One of the many jobs I had while serving in the Cold War Army was to standby in the event a nearby nuclear weapons storage facility suffered a break in or terrorist attack.
I was there when the Baader-Meinhof Gang, later known as the Red Army Faction, rose to prominence. I was stationed at a kaserne on the Rhine River during the “German Autumn” when Baader Meinhof and others committed murder, kidnapping, hijacking and more. Here’s a taste of what it was like where I lived from Wikipedia:
The German Autumn (German: Deutscher Herbst) was a set of events in late 1977, associated with the kidnapping and murder of industrialist Hanns Martin Schleyer, president of the Confederation of German Employers’ Associations (BDA) and the Federation of German Industries (BDI), by the Red Army Faction (RAF) insurgent group, and the hijacking of the Lufthansa airplane Landshut by the Popular Front for the Liberation of Palestine (PFLP). They demanded the release of ten RAF members detained at the Stammheim Prison plus two Palestinian compatriots held in Turkey and $15 million in exchange for the hostages. The assassination of Siegfried Buback, the attorney-general of West Germany on April 7, 1977, and the failed kidnapping and murder of the banker Jürgen Ponto on July 30, 1977, marked the beginning of the German Autumn. It ended on Oct. 18, with the liberation of the Landshut, the death of the leading figures of the first generation of the RAF in their prison cells, and the death of Schleyer.
Those were tense times. I remember German police cars on every corner and at every Autobahn exit during key moments in the drama that fall. Our unit was often on alert for potential response to an incident.
We were never called to secure a terrorist attack site. However, yesterday’s incident raises some questions about our deployment of nuclear weapons in Germany.
Why isn’t the United States working toward fulfilling our agreement in the Nuclear Non-proliferation Treaty (NPT) to eliminate nuclear weapons?

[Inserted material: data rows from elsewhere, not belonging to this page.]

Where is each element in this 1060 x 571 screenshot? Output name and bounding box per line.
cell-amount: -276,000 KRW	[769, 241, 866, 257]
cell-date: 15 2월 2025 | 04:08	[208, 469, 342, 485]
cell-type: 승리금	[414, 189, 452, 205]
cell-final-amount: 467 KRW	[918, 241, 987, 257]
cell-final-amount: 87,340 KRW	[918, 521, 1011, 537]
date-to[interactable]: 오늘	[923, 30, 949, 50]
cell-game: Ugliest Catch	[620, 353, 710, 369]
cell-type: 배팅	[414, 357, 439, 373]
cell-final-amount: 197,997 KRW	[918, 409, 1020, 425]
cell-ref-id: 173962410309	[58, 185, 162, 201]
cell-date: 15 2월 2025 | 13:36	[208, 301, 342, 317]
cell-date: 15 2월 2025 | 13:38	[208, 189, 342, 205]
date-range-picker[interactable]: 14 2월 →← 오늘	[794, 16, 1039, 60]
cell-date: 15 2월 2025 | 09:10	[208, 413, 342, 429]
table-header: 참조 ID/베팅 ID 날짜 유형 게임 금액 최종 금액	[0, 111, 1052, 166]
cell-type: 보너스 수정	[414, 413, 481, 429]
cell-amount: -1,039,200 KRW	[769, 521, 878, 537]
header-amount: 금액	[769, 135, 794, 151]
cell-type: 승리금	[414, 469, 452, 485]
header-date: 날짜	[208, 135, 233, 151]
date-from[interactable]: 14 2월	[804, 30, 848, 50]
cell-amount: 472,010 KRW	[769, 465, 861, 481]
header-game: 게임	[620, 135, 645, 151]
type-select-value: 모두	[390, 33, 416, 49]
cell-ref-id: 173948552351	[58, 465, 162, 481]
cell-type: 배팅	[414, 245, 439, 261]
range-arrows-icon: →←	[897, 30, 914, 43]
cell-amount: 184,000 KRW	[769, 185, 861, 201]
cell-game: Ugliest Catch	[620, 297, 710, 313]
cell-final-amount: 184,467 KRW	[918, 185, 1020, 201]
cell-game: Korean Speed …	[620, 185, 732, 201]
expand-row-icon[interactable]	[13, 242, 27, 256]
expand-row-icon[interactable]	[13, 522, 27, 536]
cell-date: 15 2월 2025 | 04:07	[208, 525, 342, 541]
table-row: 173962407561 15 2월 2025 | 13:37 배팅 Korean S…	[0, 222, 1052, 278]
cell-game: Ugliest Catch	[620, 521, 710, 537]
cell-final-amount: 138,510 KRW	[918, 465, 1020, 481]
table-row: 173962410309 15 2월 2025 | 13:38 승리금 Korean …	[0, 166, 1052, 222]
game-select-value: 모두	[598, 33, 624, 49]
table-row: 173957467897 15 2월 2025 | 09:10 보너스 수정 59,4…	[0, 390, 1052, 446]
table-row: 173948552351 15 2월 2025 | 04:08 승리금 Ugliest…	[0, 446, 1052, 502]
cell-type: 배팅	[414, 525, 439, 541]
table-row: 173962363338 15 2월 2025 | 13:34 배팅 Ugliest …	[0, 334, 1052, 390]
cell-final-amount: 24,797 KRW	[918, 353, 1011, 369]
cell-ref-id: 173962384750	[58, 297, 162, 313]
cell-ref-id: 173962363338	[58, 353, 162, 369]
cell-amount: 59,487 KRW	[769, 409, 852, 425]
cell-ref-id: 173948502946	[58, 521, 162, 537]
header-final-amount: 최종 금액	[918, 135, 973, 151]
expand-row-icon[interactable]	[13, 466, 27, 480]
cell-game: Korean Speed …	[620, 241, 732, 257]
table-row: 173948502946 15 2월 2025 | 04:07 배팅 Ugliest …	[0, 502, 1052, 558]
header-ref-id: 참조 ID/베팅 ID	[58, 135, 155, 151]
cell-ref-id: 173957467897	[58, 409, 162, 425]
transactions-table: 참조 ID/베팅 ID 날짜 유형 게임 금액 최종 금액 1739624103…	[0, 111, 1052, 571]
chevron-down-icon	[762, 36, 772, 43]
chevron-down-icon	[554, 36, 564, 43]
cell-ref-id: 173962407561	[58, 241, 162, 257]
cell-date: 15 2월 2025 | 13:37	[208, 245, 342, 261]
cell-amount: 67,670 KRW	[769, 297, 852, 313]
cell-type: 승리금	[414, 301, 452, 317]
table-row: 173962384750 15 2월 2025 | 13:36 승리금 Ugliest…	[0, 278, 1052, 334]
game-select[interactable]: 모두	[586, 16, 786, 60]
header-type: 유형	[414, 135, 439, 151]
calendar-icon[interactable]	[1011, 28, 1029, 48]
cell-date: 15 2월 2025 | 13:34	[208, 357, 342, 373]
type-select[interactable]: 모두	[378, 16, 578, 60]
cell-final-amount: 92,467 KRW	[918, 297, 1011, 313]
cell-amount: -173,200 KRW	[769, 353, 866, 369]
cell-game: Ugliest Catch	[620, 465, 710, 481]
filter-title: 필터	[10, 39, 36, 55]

Not only do we have a legal obligation, there is a moral imperative to do so.
Is Germany permitted to deliver U.S. nuclear weapons with their aircraft as part of NATO? Quoting from the article, “On this air force base, German pilots stand ready to fly Tornado fighter jets with U.S. B-61 nuclear bombs and could even drop them, on orders from U.S. President Donald Trump on targets in or near Europe.” Since Germany is not a nuclear state recognized in the NPT, it may be illegal for them to do so.
The incident at Air Force Base Büchel is not getting much press in the wake of today’s Donald Trump – Vladimir Putin meeting in Helsinki. Maybe it should.